Fig. 4.

SPOP knockdown protects against DPR toxicity in mammalian primary neurons without reducing the abundance of known SPOP ubiquitination targets or DPRs themselves. (A) Cortical neuron cultures were infected with HSV engineered to express LacZ, a scrambled sequence miR or two different miRs targeting SPOP. Endogenous neuronal SPOP levels are reduced by targeted miRs. (B) DIV 14 spinal cord neuron cultures were coinfected with HSV engineered to express the indicated DPR and either the scrambled sequence miR (control, “cont”) or miR targeting SPOP. Control cultures were infected with HSV-LacZ. Cultures were processed for immunocytochemistry and motor neuron counts were obtained 5 d later. By ANOVA, DPRs lead to a statistically significant reduction in motor neuron number (compared with LacZ expressing cultures) and knockdown of SPOP leads to a statistically significant protection against SPR toxicity (e.g., GA50 group, F_(3,44) = 72.49, P < 0.001; GR50 group, F_(3,43) = 204.7, P < 0.0001; PR50 group, F_(3,44) = 100.8, P < 0.0001). Pairwise comparisons utilized Tukey’s post hoc multiple comparisons test. ****P < 0.0001. (C) Cortical neuron cultures were infected with HSV engineered to express LacZ or the GA50, PR50, or GR50 DPRs.

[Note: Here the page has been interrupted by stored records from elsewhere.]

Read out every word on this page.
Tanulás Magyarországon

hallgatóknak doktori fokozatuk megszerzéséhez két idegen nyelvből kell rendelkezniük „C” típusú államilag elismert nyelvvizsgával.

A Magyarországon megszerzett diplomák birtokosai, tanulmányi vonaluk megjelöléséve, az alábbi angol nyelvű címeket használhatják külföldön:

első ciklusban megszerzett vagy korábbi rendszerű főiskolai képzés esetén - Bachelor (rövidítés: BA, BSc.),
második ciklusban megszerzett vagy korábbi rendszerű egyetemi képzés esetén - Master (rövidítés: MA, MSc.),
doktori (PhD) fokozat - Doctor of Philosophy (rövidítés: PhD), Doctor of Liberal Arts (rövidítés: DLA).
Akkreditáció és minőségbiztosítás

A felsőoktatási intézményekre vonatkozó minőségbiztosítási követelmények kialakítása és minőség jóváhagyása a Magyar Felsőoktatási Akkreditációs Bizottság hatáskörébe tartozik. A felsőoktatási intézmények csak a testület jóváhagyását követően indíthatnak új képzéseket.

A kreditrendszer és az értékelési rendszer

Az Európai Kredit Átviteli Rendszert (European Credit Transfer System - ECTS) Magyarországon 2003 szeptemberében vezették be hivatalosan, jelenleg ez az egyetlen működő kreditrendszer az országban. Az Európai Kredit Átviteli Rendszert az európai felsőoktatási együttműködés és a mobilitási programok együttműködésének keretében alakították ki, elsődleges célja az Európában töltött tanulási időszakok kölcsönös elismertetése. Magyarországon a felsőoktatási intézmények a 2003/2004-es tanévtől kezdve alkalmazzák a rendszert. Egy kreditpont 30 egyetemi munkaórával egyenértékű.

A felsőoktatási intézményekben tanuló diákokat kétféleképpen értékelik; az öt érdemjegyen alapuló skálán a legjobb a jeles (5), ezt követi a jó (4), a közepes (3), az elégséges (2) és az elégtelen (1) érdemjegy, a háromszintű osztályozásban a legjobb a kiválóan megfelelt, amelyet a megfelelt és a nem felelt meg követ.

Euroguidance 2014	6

Simultaneously, cultures were infected with either the HSV engineered to express the scrambled sequence miR or SPOP miR. Then, 2 d later, before any neuron loss is detected, lysates were probed for known SPOP targets. No statistically significant group differences were detected in band intensities by ANOVA (SI Appendix, Fig. S7). (D) Lysates from experiments described in C were probed for GA, GR, or PR and imaged with short or long exposures (to see less abundant higher molecular weight species). Putative monomers are noted with “>.” No statistically significant group differences were detected in scan band intensities by ANOVA (SI Appendix, Fig. S8).